Великий боже! Как удивительны и как страшны были события, происшедшие с тех пор, как я в последний раз держал перо! Недаром мысли мои были торжественны, а дух был полон ужасных предчувствий.
Приняв решение, я направился из Гарвича в главный город графства, в котором жил мистер Фокленд. Джайнс – я прекрасно это знал – следовал за мной. Это для меня не имело значения. Он мог удивляться выбранному мной направлению, но не подозревал, с какой целью я его выбрал. Намерение мое тщательно укрыто было в моей груди. Не без чувства ужаса вступил я в город, который был местом столь долгого моего заключения. Тотчас же по своем прибытии я отправился в дом главного судьи, чтобы не дать своему противнику времени противодействовать моим намерениям.
Я назвал себя и рассказал судье, что я прибыл из отдаленной местности королевства, чтобы через его посредство возбудить дело по обвинению своего прежнего хозяина в убийстве. Мое имя уже было ему хорошо известно. Он ответил, что не станет заниматься рассмотрением моих показаний, что в этих местах я предмет всеобщего отвращения и что он ни в коем случае не желает быть орудием моей испорченности.
Я просил его хорошенько подумать о том, что он делает. Я прошу его не о снисхождении, а обращаюсь к нему в обычном порядке, как к должностному лицу. Решится ли он утверждать, что он вправе по своему произволу скрыть столь важное обвинение? Я имею основания обвинять мистера Фокленда в нескольких убийствах. Преступник знает, что мне известна правда по этому делу, и, зная это, он по своему коварству и мстительности беспрестанно угрожает моей жизни. Я решил довести это дело до конца, если только можно вообще найти справедливость в каком-нибудь суде в Англии. На каком основании судья отказывается выслушать мои показания? Я во всех отношениях заслуживающий доверия свидетель. Я в таком возрасте, что способен понимать значение присяги; я в здравом уме и твердой памяти; я не был опорочен приговором какого-либо суда. Его личное мнение обо мне не может изменить законов страны. Я требую очной ставки с мистером Фоклендом и вполне уверен, что сумею доказать обоснованность обвинения к удовлетворению всего света. Если он не считает возможным подвергнуть мистера Фокленда аресту по одному моему заявлению, я был бы удовлетворен, если б он хотя бы уведомил его об обвинении и вызвал его в суд.

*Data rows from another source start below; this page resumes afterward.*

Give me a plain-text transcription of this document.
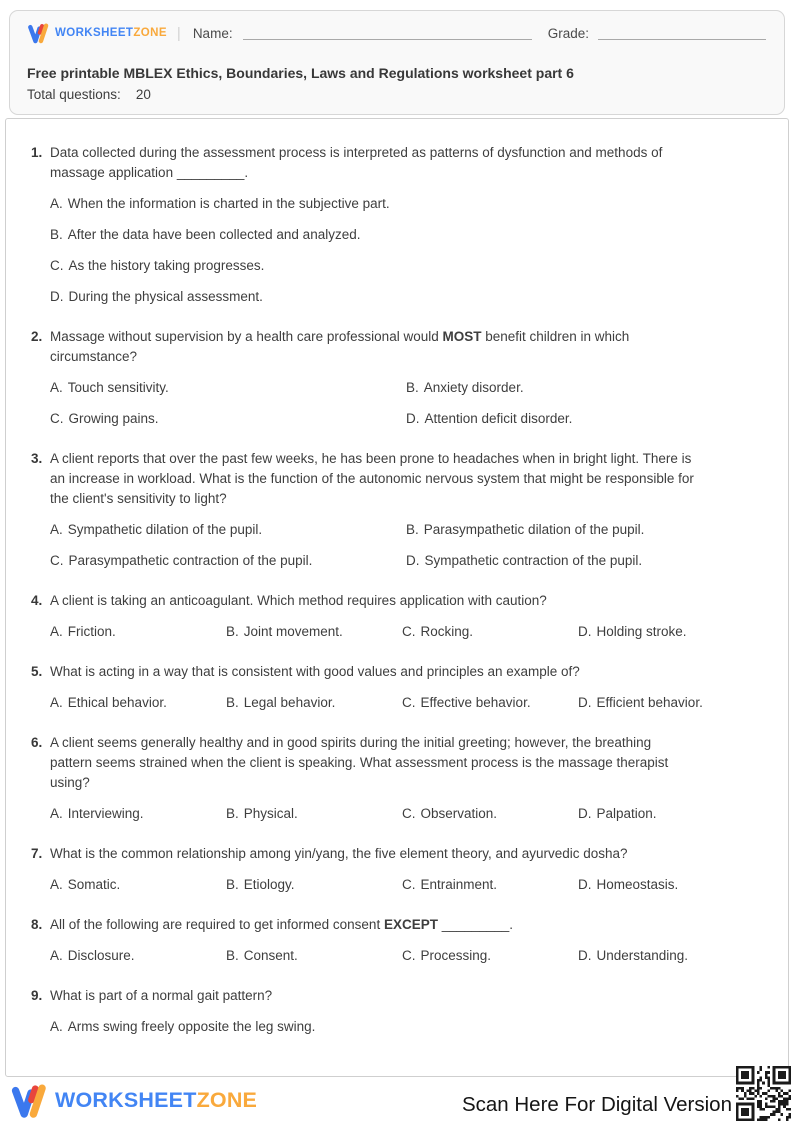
WORKSHEETZONE | Name:	Grade:
Free printable MBLEX Ethics, Boundaries, Laws and Regulations worksheet part 6
Total questions: 20
1. Data collected during the assessment process is interpreted as patterns of dysfunction and methods of
massage application _________.
A. When the information is charted in the subjective part.
B. After the data have been collected and analyzed.
C. As the history taking progresses.
D. During the physical assessment.
2. Massage without supervision by a health care professional would MOST benefit children in which
circumstance?
A. Touch sensitivity.	B. Anxiety disorder.
C. Growing pains.	D. Attention deficit disorder.
3. A client reports that over the past few weeks, he has been prone to headaches when in bright light. There is
an increase in workload. What is the function of the autonomic nervous system that might be responsible for
the client's sensitivity to light?
A. Sympathetic dilation of the pupil.	B. Parasympathetic dilation of the pupil.
C. Parasympathetic contraction of the pupil.	D. Sympathetic contraction of the pupil.
4. A client is taking an anticoagulant. Which method requires application with caution?
A. Friction.	B. Joint movement.	C. Rocking.	D. Holding stroke.
5. What is acting in a way that is consistent with good values and principles an example of?
A. Ethical behavior.	B. Legal behavior.	C. Effective behavior.	D. Efficient behavior.
6. A client seems generally healthy and in good spirits during the initial greeting; however, the breathing
pattern seems strained when the client is speaking. What assessment process is the massage therapist
using?
A. Interviewing.	B. Physical.	C. Observation.	D. Palpation.
7. What is the common relationship among yin/yang, the five element theory, and ayurvedic dosha?
A. Somatic.	B. Etiology.	C. Entrainment.	D. Homeostasis.
8. All of the following are required to get informed consent EXCEPT _________.
A. Disclosure.	B. Consent.	C. Processing.	D. Understanding.
9. What is part of a normal gait pattern?
A. Arms swing freely opposite the leg swing.
WORKSHEETZONE	Scan Here For Digital Version
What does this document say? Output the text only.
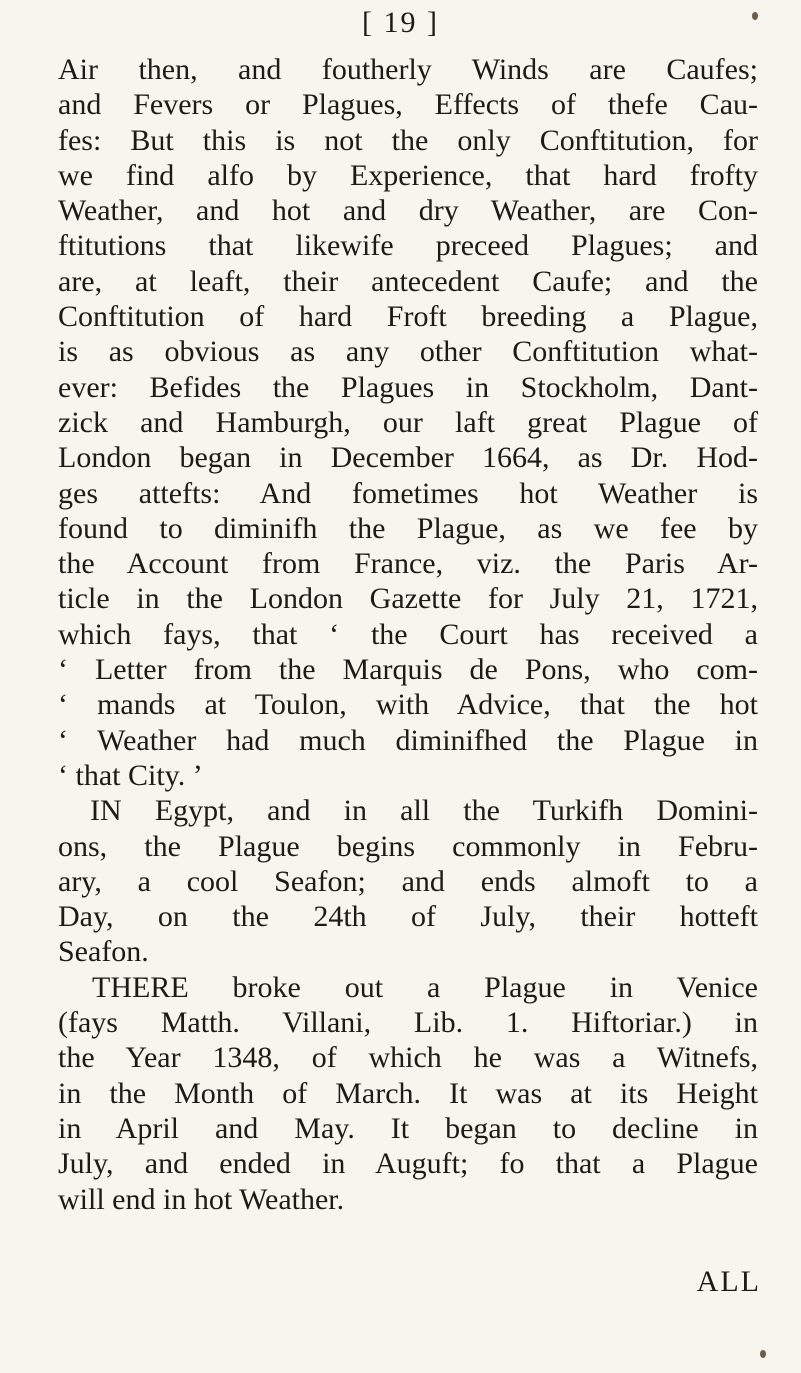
[ 19 ]
Air then, and foutherly Winds are Caufes;
and Fevers or Plagues, Effects of thefe Cau-
fes: But this is not the only Conftitution, for
we find alfo by Experience, that hard frofty
Weather, and hot and dry Weather, are Con-
ftitutions that likewife preceed Plagues; and
are, at leaft, their antecedent Caufe; and the
Conftitution of hard Froft breeding a Plague,
is as obvious as any other Conftitution what-
ever: Befides the Plagues in Stockholm, Dant-
zick and Hamburgh, our laft great Plague of
London began in December 1664, as Dr. Hod-
ges attefts: And fometimes hot Weather is
found to diminifh the Plague, as we fee by
the Account from France, viz. the Paris Ar-
ticle in the London Gazette for July 21, 1721,
which fays, that ‘ the Court has received a
‘ Letter from the Marquis de Pons, who com-
‘ mands at Toulon, with Advice, that the hot
‘ Weather had much diminifhed the Plague in
‘ that City. ’
IN Egypt, and in all the Turkifh Domini-
ons, the Plague begins commonly in Febru-
ary, a cool Seafon; and ends almoft to a
Day, on the 24th of July, their hotteft
Seafon.
THERE broke out a Plague in Venice
(fays Matth. Villani, Lib. 1. Hiftoriar.) in
the Year 1348, of which he was a Witnefs,
in the Month of March. It was at its Height
in April and May. It began to decline in
July, and ended in Auguft; fo that a Plague
will end in hot Weather.
ALL
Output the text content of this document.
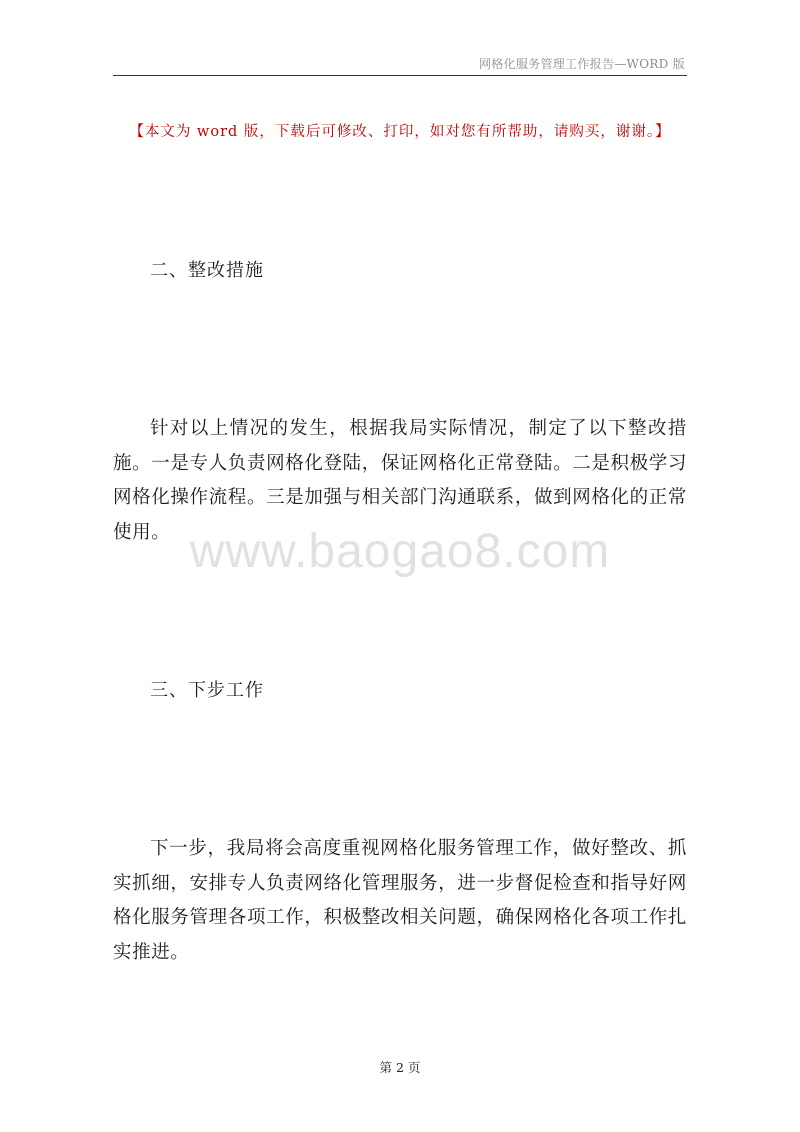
网格化服务管理工作报告—WORD 版
【本文为 word 版，下载后可修改、打印，如对您有所帮助，请购买，谢谢。】
二、整改措施
针对以上情况的发生，根据我局实际情况，制定了以下整改措施。一是专人负责网格化登陆，保证网格化正常登陆。二是积极学习网格化操作流程。三是加强与相关部门沟通联系，做到网格化的正常使用。 www.baogao8.com
三、下步工作
下一步，我局将会高度重视网格化服务管理工作，做好整改、抓实抓细，安排专人负责网络化管理服务，进一步督促检查和指导好网格化服务管理各项工作，积极整改相关问题，确保网格化各项工作扎实推进。
第 2 页
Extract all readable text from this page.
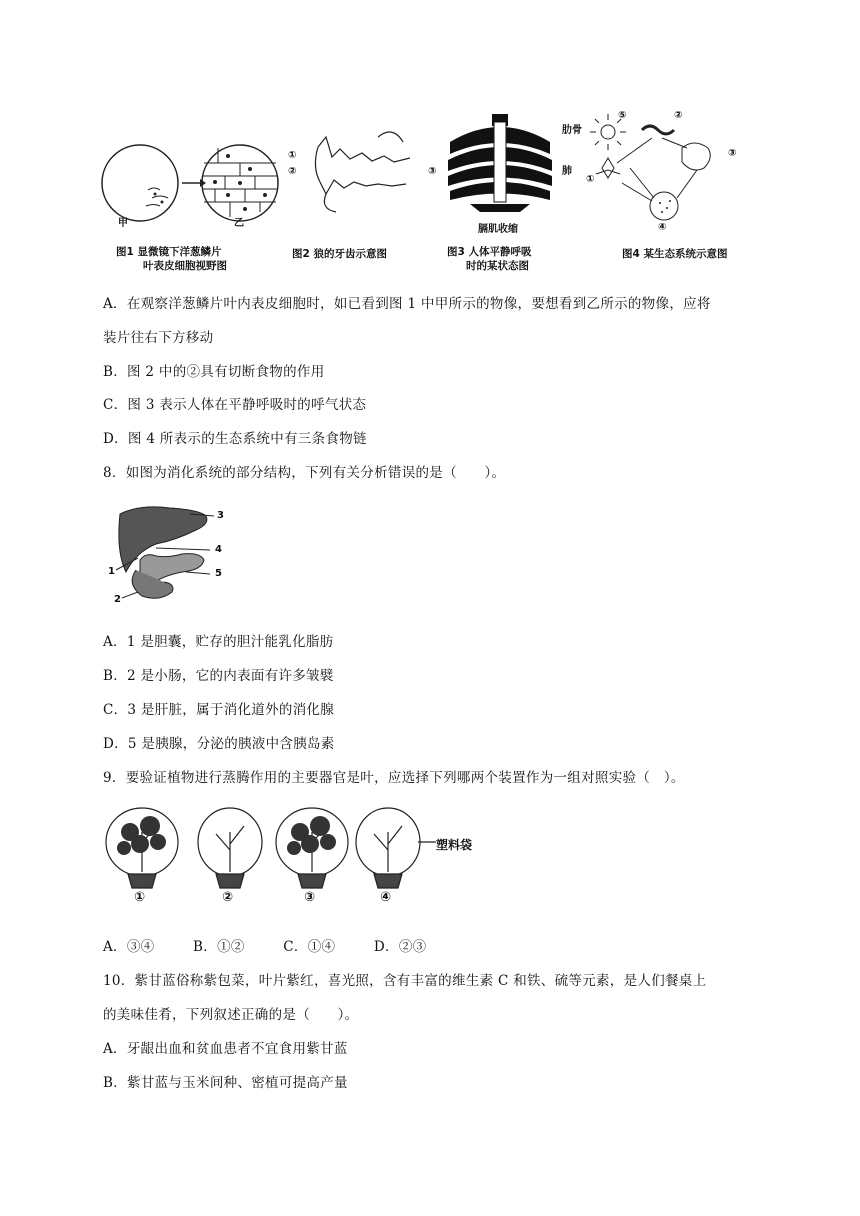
甲	乙
图1 显微镜下洋葱鳞片
叶表皮细胞视野图
①
②	③
图2 狼的牙齿示意图
肋骨
肺
膈肌收缩
图3 人体平静呼吸
时的某状态图
⑤	②
③
①
④
图4 某生态系统示意图
A．在观察洋葱鳞片叶内表皮细胞时，如已看到图 1 中甲所示的物像，要想看到乙所示的物像，应将
装片往右下方移动
B．图 2 中的②具有切断食物的作用
C．图 3 表示人体在平静呼吸时的呼气状态
D．图 4 所表示的生态系统中有三条食物链
8．如图为消化系统的部分结构，下列有关分析错误的是（　　）。
3
4
5
1
2
A．1 是胆囊，贮存的胆汁能乳化脂肪
B．2 是小肠，它的内表面有许多皱襞
C．3 是肝脏，属于消化道外的消化腺
D．5 是胰腺，分泌的胰液中含胰岛素
9．要验证植物进行蒸腾作用的主要器官是叶，应选择下列哪两个装置作为一组对照实验（　）。
①	②	③	④
塑料袋
A．③④	B．①②	C．①④	D．②③
10．紫甘蓝俗称紫包菜，叶片紫红，喜光照，含有丰富的维生素 C 和铁、硫等元素，是人们餐桌上
的美味佳肴，下列叙述正确的是（　　）。
A．牙龈出血和贫血患者不宜食用紫甘蓝
B．紫甘蓝与玉米间种、密植可提高产量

Видя такую решительность с моей стороны, судья нашел нужным немного понизить тон. Он уже не отказывался наотрез соглашаться на мои требования, а снизошел до объяснения со мной. Он ссылался на слабое здоровье мистера Фокленда, на то, что он уже однажды подвергся самому обстоятельному расследованию по такому же обвинению, на дьявольскую злобу, из которой только и может проистекать мой поступок, и на беды, в десять раз сильнее прежних, которые он неминуемо навлечет на мою голову. На все эти увещания ответ мой был краток: «Я решил идти до конца и принимаю на себя все последствия». Наконец мне удалось добиться, чтобы мистеру Фокленду было послано извещение о выдвинутом против него обвинении.
Прошло три дня, прежде чем дело хоть немного подвинулось вперед. Этот промежуток времени ни в коей мере не содействовал успокоению моего духа. Мысль о том, что мне приходится поддерживать тяжкое обвинение против такого человека, как мистер Фокленд, и ускорять его смерть, отнюдь не могла принести мне успокоение. Иногда я одобрял свой поступок, – или как справедливое возмездие (так как мое природное благодушие в значительной степени обратилось в злобу), или как необходимую самозащиту, или как то, что по беспристрастной и человеколюбивой оценке было наименьшим злом. Порой меня одолевали сомнения. Но несмотря на эту смену чувств, я твердо держался прежнего решения, Я чувствовал себя так, как будто меня увлекает прилив неодолимой страсти. Последствия рисовались мне такие, что они могли испугать самое храброе сердце. Либо – позорная казнь человека, некогда столь глубоко мной чтимого и даже теперь, казалось, не совсем лишенного права на почтительное отношение; либо – полное возобновление, а быть может, и усиление бедствий, которые я терпел так долго. Однако и это я предпочел бы состоянию неопределенности. Я желал узнать худшее, раз и навсегда покончить с надеждой, как бы она ни была слаба, и прежде всего исчерпать и испробовать до конца все средства, имеющиеся в моем распоряжении.
Я дошел до состояния, мало чем отличающегося от безумия. От волнения мое тело горело как в лихорадке. Когда я прикладывал руку к груди или к голове, исходящий от меня жар как бы опалял ее. Я не мог ни одной минуты спокойно оставаться на месте. Я терзался страстным желанием, чтобы ужасный перелом, так настойчиво мной вызываемый, скорее наступил и остался позади.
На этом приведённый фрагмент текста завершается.